Kiester, R., & Willey, L. L. (2015). Terrapene carolina (Linnaeus 1758) – Eastern box turtle, common box turtle. Chelonian Research Monographs, 5, 085.1–085.17.
Donini, J., Loredo, J., & Navarrete, C. (2022). The diet of Florida box turtles (Terrapene bauri) in a coastal ecosystem in southwestern Florida. Reptiles & Amphibians, 29(1), 1–8.
Stone, M. D., & Moll, D. (2006). Diet-dependent differences in digestive efficiency in two sympatric species of box turtles, Terrapene carolina and Terrapene ornata. Journal of Herpetology, 40(3), 364–371.
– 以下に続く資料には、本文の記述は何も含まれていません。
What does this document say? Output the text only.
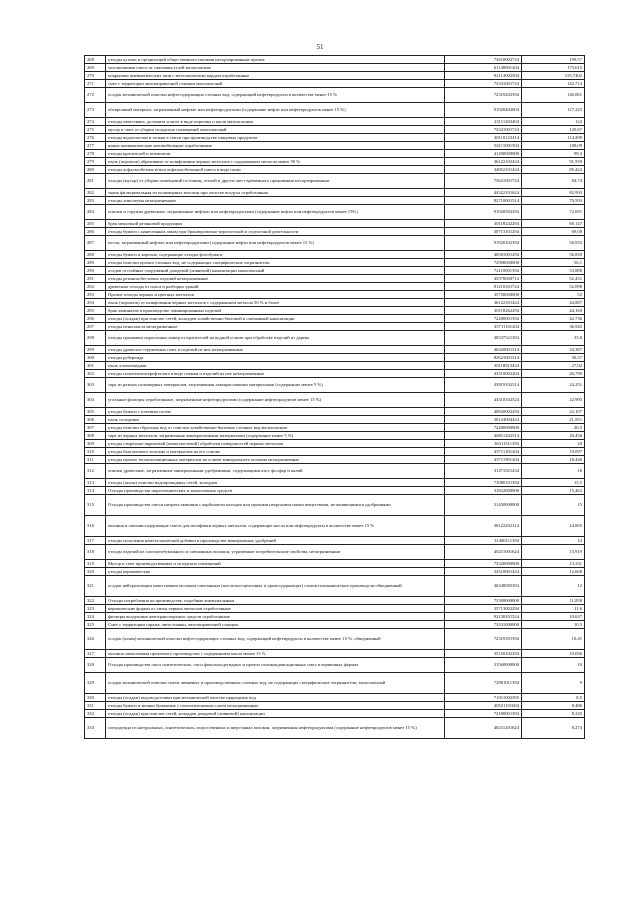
51
268	отходы кухонь и организаций общественного питания несортированные прочие	73610002724	199,57
269	золошлаковая смесь от сжигания углей малоопасная	61140001204	173,615
270	покрышки пневматических шин с металлическим кордом отработанные	92113002504	155,7402
271	смет с территории автозаправочной станции малоопасный	73331001724	142,714
272	осадок механической очистки нефтесодержащих сточных вод, содержащий нефтепродукты в количестве менее 15 %	72310202394	140,061
273	обтирочный материал, загрязненный нефтью или нефтепродуктами (содержание нефти или нефтепродуктов менее 15 %)	91920402604	127,225
274	отходы известняка, доломита и мела в виде порошка и пыли малоопасные	23111203404	124
275	мусор и смет от уборки складских помещений малоопасный	73321001724	120,67
276	отходы водоочистки и талька в смеси при производстве пищевых продуктов	30119123414	114,299
277	шины пневматические автомобильные отработанные	92111001504	108,09
278	отходы красителей и пигментов	41200000000	99,3
279	пыль (порошок) абразивные от шлифования черных металлов с содержанием металла менее 50 %	36122102424	91,559
280	отходы асфальтобетона и/или асфальтобетонной смеси в виде пыли	34852101424	85,422
281	отходы (мусор) от уборки помещений гостиниц, отелей и других мест временного проживания несортированные	73621001724	84,74
282	ткань фильтровальная из полимерных волокон при очистке воздуха отработанная	44322101624	82,993
283	отходы линолеума незагрязненные	82710001514	79,593
284	опилки и стружка древесные, загрязненные нефтью или нефтепродуктами (содержание нефти или нефтепродуктов менее 15%)	91920502394	72,691
285	брак мешочной резиновой продукции	30118242294	69,147
286	отходы бумаги с нанесенным лаком при брошюровочно-переплетной и отделочной деятельности	30713101294	69,08
287	песок, загрязненный нефтью или нефтепродуктами (содержание нефти или нефтепродуктов менее 15 %)	91920102394	56,933
288	отходы бумаги и картона, содержащие отходы фотобумаги	40581001294	56,839
289	отходы очистки прочих сточных вод, не содержащих специфические загрязнители	72900000000	56,1
290	осадок отстойных сооружений дождевой (ливневой) канализации малоопасный	72110001394	53,888
291	отходы резиноасбестовых изделий незагрязненные	45570000714	52,431
292	древесные отходы от сноса и разборки зданий	81210101724	52,098
293	Прочие отходы черных и цветных металлов	35750000000	52
294	пыль (порошок) от шлифования черных металлов с содержанием металла 50 % и более	36122101424	44,887
295	брак ламинатов в производстве ламинированных изделий	30118262294	44,169
296	отходы (осадки) при очистке сетей, колодцев хозяйственно-бытовой и смешанной канализации	72280001394	42,736
297	отходы пенопласта незагрязненные	45711101204	36,945
298	отходы промывки окрасочных камер от красителей на водной основе при обработке изделий из дерева	30537521394	35,8
299	отходы древесно-стружечных плит и изделий из них незагрязненные	40420001514	33,387
300	отходы рубероида	82621001514	30,37
301	пыль хлопьевидная	30118913424	27,02
302	отходы полиэтилентерефталата в виде пленки и изделий из нее незагрязненные	43510002204	26,789
303	тара из разных полимерных материалов, загрязненная лакокрасочными материалами (содержание менее 5 %)	43819102514	24,251
304	угольные фильтры отработанные, загрязненные нефтепродуктами (содержание нефтепродуктов менее 15 %)	44310102524	22,905
305	отходы бумаги с клеевым слоем	40920002294	22,107
306	пыль солодовая	30124004424	21,951
307	отходы очистки сбросных вод от очистки хозяйственно-бытовых сточных вод малоопасные	72200000000	20,5
308	тара из черных металлов, загрязненная лакокрасочными материалами (содержание менее 5 %)	46811202514	20,456
309	отходы стирольно-акриловой (пенопластовой) обработки поверхностей черных металлов	36311511394	20
310	отходы базальтового волокна и материалов на его основе	45711201204	19,097
311	отходы прочих теплоизоляционных материалов на основе минерального волокна незагрязненные	45711901204	18,446
312	опилки древесные, загрязненные минеральными удобрениями, содержащими азот, фосфор и калий	31471021434	16
313	отходы (шлам) очистки водопроводных сетей, колодцев	71080101394	15,5
314	Отходы производства пиротехнических и аналогичных средств	31822000000	15,462
315	Отходы производства смеси нитрата аммония с карбонатом кальция или прочими неорганическими веществами, не являющимися удобрениями	31450000000	15
316	окалина и окалиносодержащие смеси для шлифовки черных металлов, содержащие масла или нефтепродукты в количестве менее 15 %	36122202314	14,805
317	отходы получения неметаллической добавки в производстве минеральных удобрений	31400111394	14
318	отходы изделий из хлопчатобумажного и смешанных волокон, утратившие потребительские свойства, незагрязненные	40211001624	13,919
319	Мусор и смет производственных и складских помещений	73320000000	13,331
320	отходы керамические	34510001424	12,668
321	осадок нейтрализации известковым молоком смешанных (кислотно-щелочных и хромсодержащих) стоков гальванических производств обводненный	36348585394	12
322	Отходы потребления на производстве, подобные коммунальным	73300000000	11,858
323	керамические формы от литья черных металлов отработанные	35713002294	11,6
324	фильтры воздушные автотранспортных средств отработанные	92130101524	10,637
325	Смет с территории гаража, автостоянки, автозаправочной станции	73331000000	10,5
326	осадок (шлам) механической очистки нефтесодержащих сточных вод, содержащий нефтепродукты в количестве менее 15 %, обводненный	72310101394	10,41
327	окалина замасленная прокатного производства с содержанием масла менее 15 %	35150102294	10,036
328	Отходы производства смол синтетических, смол фенолальдегидных и прочих поликонденсационных смол в первичных формах	31560000000	10
329	осадок механической очистки смеси ливневых и производственных сточных вод, не содержащих специфические загрязнители, малоопасный	72901011394	9
330	отходы (осадки) водоподготовки при механической очистке природных вод	71011002395	8,5
331	отходы бумаги и мешки бумажные с полиэтиленовым слоем незагрязненные	40521101604	8,486
332	отходы (осадки) при очистке сетей, колодцев дождевой (ливневой) канализации	72180001394	8,335
333	спецодежда из натуральных, синтетических, искусственных и шерстяных волокон, загрязненная нефтепродуктами (содержание нефтепродуктов менее 15 %)	40231201624	8,274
Brown, J. D., Richards, J. M., Robertson, J., Holladay, S., & Sleeman, J. (2004). Pathology of aural abscesses in free-living eastern box turtles (Terrapene carolina carolina). Journal of Wildlife Diseases, 40(4), 704–712.